In Jim Cook's Archive

STOCK FEVER

And the burnt fool’s bandaged finger goes wobbling back to the fire”. Kipling

At a time of extreme bullishness on financial TV it’s good to remember how much money was lost when bullishness peaked in the past. From 2000 to 2003 the Nasdaq composite went from 5,046 to 1,114, an 80% drop.

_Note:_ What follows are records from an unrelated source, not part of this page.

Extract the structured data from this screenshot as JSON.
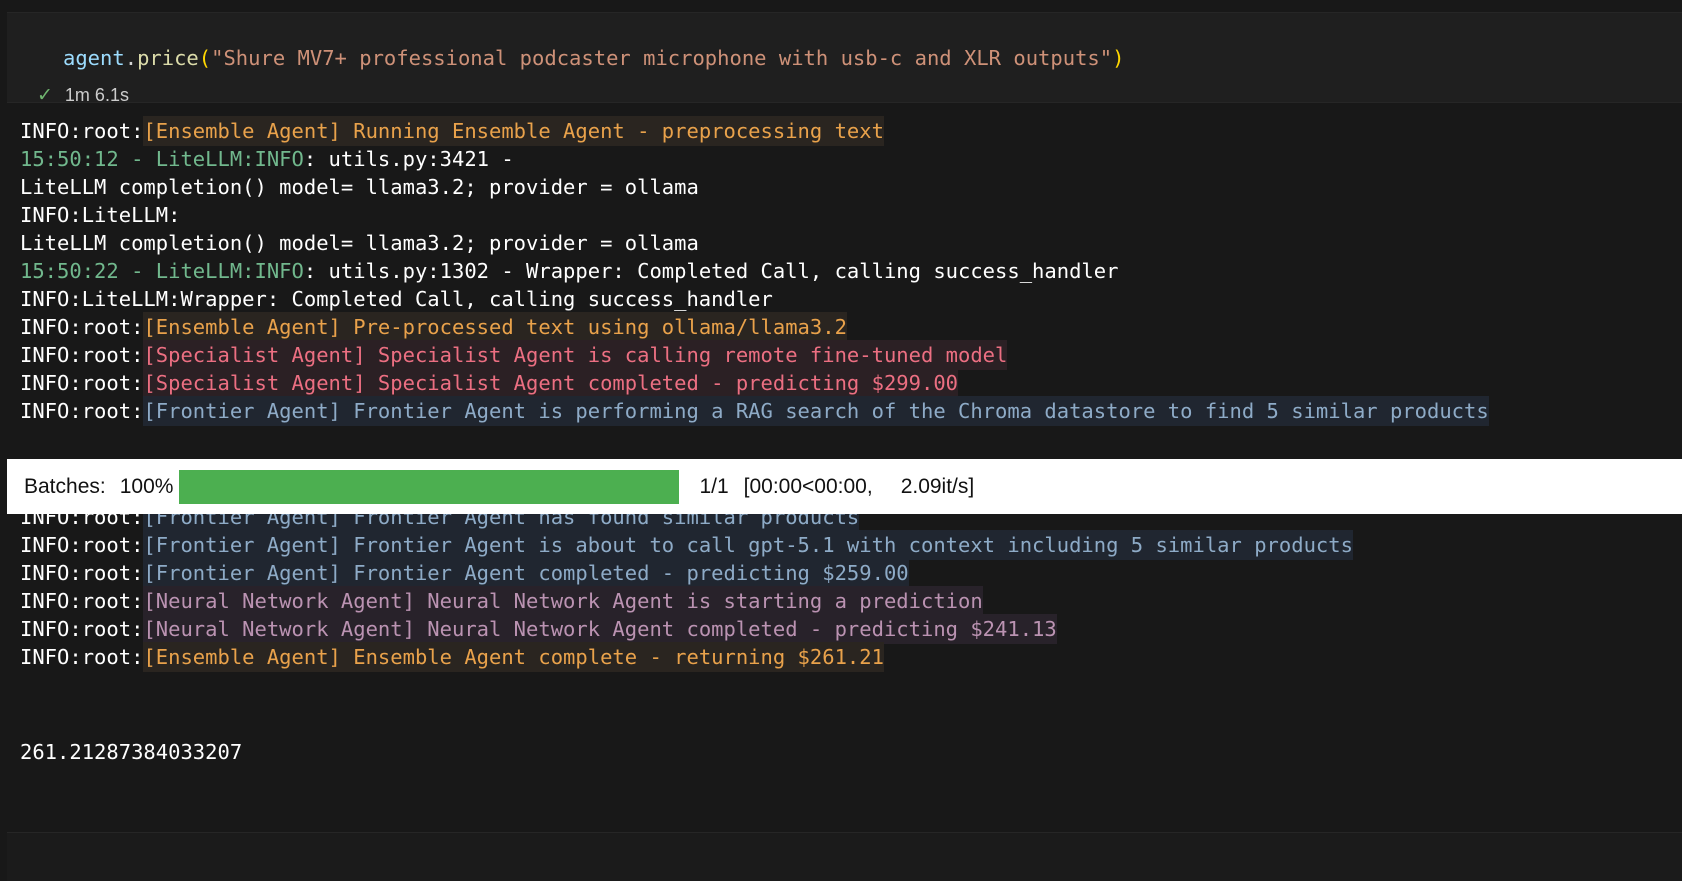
{
  "code_cell": {
    "object": "agent",
    "dot": ".",
    "method": "price",
    "open_paren": "(",
    "argument": "\"Shure MV7+ professional podcaster microphone with usb-c and XLR outputs\"",
    "close_paren": ")",
    "status_icon": "check-icon",
    "duration": "1m 6.1s"
  },
  "colors": {
    "background": "#181818",
    "ensemble": "#e9a24b",
    "specialist": "#ec6f82",
    "frontier": "#8eabc7",
    "neural": "#bb93b2",
    "timestamp": "#71b88d",
    "progress_fill": "#4caf50"
  },
  "log_lines_top": [
    {
      "prefix": "INFO:root:",
      "message": "[Ensemble Agent] Running Ensemble Agent - preprocessing text"
    },
    {
      "timestamp": "15:50:12 - LiteLLM:INFO",
      "rest": ": utils.py:3421 -"
    },
    {
      "text": "LiteLLM completion() model= llama3.2; provider = ollama"
    },
    {
      "text": "INFO:LiteLLM:"
    },
    {
      "text": "LiteLLM completion() model= llama3.2; provider = ollama"
    },
    {
      "timestamp": "15:50:22 - LiteLLM:INFO",
      "rest": ": utils.py:1302 - Wrapper: Completed Call, calling success_handler"
    },
    {
      "text": "INFO:LiteLLM:Wrapper: Completed Call, calling success_handler"
    },
    {
      "prefix": "INFO:root:",
      "message": "[Ensemble Agent] Pre-processed text using ollama/llama3.2"
    },
    {
      "prefix": "INFO:root:",
      "message": "[Specialist Agent] Specialist Agent is calling remote fine-tuned model"
    },
    {
      "prefix": "INFO:root:",
      "message": "[Specialist Agent] Specialist Agent completed - predicting $299.00"
    },
    {
      "prefix": "INFO:root:",
      "message": "[Frontier Agent] Frontier Agent is performing a RAG search of the Chroma datastore to find 5 similar products"
    }
  ],
  "progress": {
    "label": "Batches:",
    "percent_text": "100%",
    "fraction": 1.0,
    "count": "1/1",
    "time": "[00:00<00:00,",
    "rate": "2.09it/s]"
  },
  "log_lines_bottom": [
    {
      "prefix": "INFO:root:",
      "message": "[Frontier Agent] Frontier Agent has found similar products"
    },
    {
      "prefix": "INFO:root:",
      "message": "[Frontier Agent] Frontier Agent is about to call gpt-5.1 with context including 5 similar products"
    },
    {
      "prefix": "INFO:root:",
      "message": "[Frontier Agent] Frontier Agent completed - predicting $259.00"
    },
    {
      "prefix": "INFO:root:",
      "message": "[Neural Network Agent] Neural Network Agent is starting a prediction"
    },
    {
      "prefix": "INFO:root:",
      "message": "[Neural Network Agent] Neural Network Agent completed - predicting $241.13"
    },
    {
      "prefix": "INFO:root:",
      "message": "[Ensemble Agent] Ensemble Agent complete - returning $261.21"
    }
  ],
  "result": "261.21287384033207"
}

From 2007 to 2009 the S&P 500 fell almost 60% while the Dow fell from 14,198 to 6,507.

Six years ago in February of 2007 CNBC’s Bob Pisani claimed, “When you are in a global expansion like this, to sell is foolish.” On the same program Ralph Acampora said “I don’t think I am bullish enough.” Pisani further exhorted, “People who keep talking about this real estate bubble don’t understand.”

Zero Hedge comments, “Over the past few weeks, virtually all of the empty chatterboxes on financial comedy TV have been repeating ad infinitum just how much cheaper the market now is compared to its prior peak in 2007 because, get this, it trades at “only” a 15x multiple compared to the 18x or so reached at its peak in 2007. By doing so these same hollow pundits simply confirm just how painfully clueless their cheerleading is, as the market, or what’s left of it never trades on current earnings but always future EPS. When one looks at the future on an apples to apples basis, the market now is more expensive than it was back in 2007!”